Among Hitchcock's new players is Jason Arnott, who played against the veteran coach and the Stars in the 2000 Stanley Cup Final and scored the Cup-clinching goal for the New Jersey Devils.
"I don't like Jason Arnott ... he's broken my heart," Hitchcock said with a laugh. "I'll never forget that."
Armstrong, who said he likes to have a list of five names in mind when faced with potentially making a change, said choosing Hitchcock was a no-brainer.
"He's got a great resume, his experience from the Stanley Cup, participating in the Finals, being in the semifinals twice, Olympic champion twice, a World Cup champion, also working for Team Canada as the head coach and silver medalist ... his resume is impeccable, as I said, and we're very excited to have him," Armstrong said. "When you're going through this process, you have to look at all the potential candidates.

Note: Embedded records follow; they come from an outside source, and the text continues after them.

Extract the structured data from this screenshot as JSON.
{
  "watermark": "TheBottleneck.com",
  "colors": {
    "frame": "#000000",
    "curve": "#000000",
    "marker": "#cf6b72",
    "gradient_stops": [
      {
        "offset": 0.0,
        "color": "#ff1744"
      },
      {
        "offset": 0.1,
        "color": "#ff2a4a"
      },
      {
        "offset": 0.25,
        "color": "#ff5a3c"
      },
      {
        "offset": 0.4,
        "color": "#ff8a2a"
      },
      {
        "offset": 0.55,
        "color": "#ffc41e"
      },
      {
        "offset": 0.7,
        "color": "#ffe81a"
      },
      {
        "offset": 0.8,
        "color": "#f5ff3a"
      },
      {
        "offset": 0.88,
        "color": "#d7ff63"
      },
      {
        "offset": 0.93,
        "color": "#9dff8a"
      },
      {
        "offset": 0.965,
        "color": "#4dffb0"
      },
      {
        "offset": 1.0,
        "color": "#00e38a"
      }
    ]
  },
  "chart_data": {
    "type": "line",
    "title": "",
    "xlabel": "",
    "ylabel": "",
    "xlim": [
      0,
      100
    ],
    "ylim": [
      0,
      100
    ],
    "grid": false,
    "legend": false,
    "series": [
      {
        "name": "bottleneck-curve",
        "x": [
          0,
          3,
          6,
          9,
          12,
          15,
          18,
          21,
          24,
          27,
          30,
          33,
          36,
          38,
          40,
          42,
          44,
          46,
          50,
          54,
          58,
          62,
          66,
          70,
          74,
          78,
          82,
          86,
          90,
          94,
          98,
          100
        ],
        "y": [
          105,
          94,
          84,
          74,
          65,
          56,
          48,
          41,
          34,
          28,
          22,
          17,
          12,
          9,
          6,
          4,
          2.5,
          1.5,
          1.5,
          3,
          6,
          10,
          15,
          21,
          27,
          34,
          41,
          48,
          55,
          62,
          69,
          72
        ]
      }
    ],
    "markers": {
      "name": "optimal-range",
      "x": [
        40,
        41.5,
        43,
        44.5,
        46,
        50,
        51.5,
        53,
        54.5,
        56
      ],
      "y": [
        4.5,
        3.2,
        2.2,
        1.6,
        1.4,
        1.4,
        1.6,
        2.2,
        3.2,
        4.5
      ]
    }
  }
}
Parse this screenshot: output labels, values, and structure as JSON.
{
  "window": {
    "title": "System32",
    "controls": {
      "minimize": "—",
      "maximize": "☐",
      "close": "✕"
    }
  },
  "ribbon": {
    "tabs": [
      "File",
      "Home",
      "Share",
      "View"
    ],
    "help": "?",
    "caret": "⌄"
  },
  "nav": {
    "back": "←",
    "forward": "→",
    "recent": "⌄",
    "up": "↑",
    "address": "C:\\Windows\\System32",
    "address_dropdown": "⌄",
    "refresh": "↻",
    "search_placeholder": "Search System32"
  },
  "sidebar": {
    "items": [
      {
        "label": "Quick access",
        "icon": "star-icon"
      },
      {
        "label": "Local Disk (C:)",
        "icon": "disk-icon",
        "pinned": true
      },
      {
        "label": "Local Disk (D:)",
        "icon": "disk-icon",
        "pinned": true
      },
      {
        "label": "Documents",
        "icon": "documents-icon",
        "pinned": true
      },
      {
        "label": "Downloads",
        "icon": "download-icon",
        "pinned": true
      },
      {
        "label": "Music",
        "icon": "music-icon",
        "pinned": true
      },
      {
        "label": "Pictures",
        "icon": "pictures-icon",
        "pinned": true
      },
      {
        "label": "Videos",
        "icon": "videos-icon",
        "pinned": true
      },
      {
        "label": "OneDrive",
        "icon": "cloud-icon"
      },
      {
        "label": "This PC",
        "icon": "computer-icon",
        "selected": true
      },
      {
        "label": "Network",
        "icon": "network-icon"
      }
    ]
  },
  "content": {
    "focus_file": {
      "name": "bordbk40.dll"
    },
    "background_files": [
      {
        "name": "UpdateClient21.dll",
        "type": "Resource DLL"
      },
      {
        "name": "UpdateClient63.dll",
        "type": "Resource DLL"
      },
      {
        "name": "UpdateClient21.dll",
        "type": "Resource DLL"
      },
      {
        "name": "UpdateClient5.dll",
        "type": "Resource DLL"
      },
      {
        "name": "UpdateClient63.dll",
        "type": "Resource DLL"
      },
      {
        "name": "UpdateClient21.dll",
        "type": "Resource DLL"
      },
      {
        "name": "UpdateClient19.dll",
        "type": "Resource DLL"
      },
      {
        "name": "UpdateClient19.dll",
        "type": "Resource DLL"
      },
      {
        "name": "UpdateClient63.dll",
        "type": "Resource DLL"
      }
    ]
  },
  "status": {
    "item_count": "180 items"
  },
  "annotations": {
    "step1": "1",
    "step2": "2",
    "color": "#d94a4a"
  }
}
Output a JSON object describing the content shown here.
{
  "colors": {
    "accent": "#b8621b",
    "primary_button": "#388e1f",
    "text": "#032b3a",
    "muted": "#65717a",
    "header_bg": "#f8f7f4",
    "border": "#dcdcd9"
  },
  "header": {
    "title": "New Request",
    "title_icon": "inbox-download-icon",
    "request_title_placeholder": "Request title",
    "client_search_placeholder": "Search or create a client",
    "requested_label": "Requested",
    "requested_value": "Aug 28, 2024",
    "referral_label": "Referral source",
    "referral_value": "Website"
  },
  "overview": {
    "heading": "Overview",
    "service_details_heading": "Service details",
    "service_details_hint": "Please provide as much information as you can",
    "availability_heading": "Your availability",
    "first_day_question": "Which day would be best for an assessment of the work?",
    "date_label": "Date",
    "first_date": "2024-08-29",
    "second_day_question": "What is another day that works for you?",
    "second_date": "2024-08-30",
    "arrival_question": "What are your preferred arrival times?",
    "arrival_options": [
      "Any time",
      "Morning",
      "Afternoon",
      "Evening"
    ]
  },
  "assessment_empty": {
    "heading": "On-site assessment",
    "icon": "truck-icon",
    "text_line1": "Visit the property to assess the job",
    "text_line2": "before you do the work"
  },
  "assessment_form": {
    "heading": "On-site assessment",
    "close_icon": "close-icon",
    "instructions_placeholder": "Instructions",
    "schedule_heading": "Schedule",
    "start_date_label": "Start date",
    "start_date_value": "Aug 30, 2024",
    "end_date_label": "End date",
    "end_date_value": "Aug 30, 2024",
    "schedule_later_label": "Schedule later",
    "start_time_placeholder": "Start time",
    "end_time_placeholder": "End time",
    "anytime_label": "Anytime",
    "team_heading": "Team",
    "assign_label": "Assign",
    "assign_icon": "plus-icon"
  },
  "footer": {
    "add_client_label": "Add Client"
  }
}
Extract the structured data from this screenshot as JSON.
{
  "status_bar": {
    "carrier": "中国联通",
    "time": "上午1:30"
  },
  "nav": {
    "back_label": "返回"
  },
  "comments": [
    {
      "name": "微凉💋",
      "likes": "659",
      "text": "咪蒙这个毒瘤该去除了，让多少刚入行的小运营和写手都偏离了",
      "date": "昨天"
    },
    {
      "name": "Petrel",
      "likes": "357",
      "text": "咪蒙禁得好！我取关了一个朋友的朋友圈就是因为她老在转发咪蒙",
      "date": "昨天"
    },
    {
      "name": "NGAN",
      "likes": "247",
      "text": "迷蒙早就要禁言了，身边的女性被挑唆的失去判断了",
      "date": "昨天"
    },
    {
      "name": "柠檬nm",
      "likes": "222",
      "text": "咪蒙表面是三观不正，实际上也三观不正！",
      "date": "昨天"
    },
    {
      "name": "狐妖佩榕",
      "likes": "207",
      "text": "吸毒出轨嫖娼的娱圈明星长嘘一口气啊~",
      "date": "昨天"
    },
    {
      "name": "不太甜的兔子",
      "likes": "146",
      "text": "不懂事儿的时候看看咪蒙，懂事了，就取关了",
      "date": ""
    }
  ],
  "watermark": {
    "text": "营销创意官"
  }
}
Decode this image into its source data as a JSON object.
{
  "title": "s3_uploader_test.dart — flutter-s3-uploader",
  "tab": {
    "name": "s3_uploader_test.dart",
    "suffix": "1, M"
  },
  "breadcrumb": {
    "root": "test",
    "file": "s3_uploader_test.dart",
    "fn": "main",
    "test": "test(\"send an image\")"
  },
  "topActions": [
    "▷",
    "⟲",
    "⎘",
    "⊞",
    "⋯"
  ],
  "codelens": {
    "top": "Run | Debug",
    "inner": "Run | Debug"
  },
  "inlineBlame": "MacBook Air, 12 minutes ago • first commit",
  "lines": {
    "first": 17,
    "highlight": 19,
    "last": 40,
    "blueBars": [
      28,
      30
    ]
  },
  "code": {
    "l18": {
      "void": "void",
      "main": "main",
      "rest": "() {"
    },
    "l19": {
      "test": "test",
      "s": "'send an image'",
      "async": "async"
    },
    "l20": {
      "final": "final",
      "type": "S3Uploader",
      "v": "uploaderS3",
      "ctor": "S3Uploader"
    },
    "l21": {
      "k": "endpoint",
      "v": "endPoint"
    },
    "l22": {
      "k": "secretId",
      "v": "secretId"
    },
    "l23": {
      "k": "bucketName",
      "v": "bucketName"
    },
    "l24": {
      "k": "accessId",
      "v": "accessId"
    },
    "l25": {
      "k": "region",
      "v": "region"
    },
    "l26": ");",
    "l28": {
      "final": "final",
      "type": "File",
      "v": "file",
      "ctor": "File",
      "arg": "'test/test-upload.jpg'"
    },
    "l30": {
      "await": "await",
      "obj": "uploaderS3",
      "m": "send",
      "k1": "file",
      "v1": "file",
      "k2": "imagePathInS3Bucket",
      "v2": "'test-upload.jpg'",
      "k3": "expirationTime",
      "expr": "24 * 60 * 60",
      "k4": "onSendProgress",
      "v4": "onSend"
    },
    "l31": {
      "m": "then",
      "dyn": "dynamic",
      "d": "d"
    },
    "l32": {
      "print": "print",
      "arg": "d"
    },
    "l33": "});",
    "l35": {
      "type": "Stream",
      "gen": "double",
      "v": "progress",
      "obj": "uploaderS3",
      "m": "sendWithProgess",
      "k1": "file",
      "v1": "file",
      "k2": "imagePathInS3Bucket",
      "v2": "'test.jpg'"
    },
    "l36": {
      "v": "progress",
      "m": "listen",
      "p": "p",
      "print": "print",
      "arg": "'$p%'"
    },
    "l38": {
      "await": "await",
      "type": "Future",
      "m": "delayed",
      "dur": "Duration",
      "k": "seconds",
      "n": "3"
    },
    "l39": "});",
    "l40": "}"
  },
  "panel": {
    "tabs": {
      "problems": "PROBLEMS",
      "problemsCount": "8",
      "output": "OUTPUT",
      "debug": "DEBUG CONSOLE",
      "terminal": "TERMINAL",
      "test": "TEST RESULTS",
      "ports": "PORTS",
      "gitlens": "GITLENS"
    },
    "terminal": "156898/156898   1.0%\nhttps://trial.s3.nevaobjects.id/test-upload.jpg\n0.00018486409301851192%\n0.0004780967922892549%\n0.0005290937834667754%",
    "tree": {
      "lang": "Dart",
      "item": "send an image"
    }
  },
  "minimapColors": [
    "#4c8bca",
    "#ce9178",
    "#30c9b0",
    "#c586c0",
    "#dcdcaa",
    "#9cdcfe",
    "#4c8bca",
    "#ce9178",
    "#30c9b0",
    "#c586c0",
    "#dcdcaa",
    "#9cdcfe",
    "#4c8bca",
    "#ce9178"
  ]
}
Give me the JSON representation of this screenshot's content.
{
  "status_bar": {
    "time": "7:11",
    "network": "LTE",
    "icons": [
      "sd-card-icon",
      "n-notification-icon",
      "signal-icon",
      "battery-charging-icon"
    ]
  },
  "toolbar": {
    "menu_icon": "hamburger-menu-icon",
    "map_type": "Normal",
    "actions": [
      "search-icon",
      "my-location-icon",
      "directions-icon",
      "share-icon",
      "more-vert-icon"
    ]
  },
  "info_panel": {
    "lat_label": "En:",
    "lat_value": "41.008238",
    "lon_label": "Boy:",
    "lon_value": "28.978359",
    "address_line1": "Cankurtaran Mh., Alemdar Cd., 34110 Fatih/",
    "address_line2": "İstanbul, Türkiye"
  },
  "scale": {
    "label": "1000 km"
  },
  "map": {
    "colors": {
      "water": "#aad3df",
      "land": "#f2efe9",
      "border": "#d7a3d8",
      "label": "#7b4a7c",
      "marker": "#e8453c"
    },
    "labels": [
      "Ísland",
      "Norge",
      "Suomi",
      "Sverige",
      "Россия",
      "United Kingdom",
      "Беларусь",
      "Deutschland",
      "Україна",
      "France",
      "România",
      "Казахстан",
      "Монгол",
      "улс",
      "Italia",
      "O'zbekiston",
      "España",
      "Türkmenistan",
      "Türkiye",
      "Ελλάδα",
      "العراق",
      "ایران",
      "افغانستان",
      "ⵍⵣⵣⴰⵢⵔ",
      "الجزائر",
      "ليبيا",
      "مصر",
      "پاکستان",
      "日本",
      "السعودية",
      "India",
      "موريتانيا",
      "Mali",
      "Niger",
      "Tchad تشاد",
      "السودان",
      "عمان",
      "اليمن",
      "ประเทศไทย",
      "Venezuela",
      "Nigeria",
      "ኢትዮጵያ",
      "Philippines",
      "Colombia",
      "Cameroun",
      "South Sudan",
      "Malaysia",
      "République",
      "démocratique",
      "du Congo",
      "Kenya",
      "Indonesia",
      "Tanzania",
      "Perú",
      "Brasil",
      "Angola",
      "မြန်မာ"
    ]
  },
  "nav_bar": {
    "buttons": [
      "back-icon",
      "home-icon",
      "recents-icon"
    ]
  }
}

"... You never know what's going to happen health-wise or feeling the need to change, so Ken was on that list. I shared names and I shared philosophies with John. We talked extensively and we came back to Ken's resume and what he's accomplished. I've seen him first-hand as an assistant manager mold a team."
The Blues have had a number of issues in the early going. Their special teams are among the worst in the League (the power play ranks 30th and penalty kill is 27th) and No. 1 goalie Jaroslav Halak has gotten off to a rough start (1-6-0, 3.35 goals-against average, .856 save percentage).
When asked how long it would take to improve the power play, Hitchcock replied, "One practice. We'll get that fixed quick."
Armstrong met with Payne on Sunday night and indicated the Blues' plans to him in a face-to-face meeting.
"Davis is an excellent young coach that is going to have a great career ahead of him," Armstrong said. "They have one of the best coaches in the history of our game. He's going to put up one of the best game plans on a nightly basis. And the responsibility is for them to perform. I thought this was a time to put that challenge on their plates."
Hitchcock was on the ice with his team Monday afternoon in preparation for Tuesday's home game with the Chicago Blackhawks. Coincidentally, Hitchcock and his predecessors (Payne and Andy Murray) all debuted with the Blues against the Blackhawks.
"I want us to be proud of the way we play the game," said Hitchcock, who said he will retain the rest of the coaching staff -- assistant coaches Brad Shaw, Ray Bennett and Scott Mellanby, and goaltending coach Corey Hirsch. "I think at the end of the day, I want people in St. Louis to say, 'Man, that team plays the right way.'
"There's a way to play (and) win in the League. You see the top four teams in each conference, seven of the top eight play exactly the same game. And I want us to play that game and I think we're capable of it and I think we can make those adjustments really quickly, and get into that style of game right away."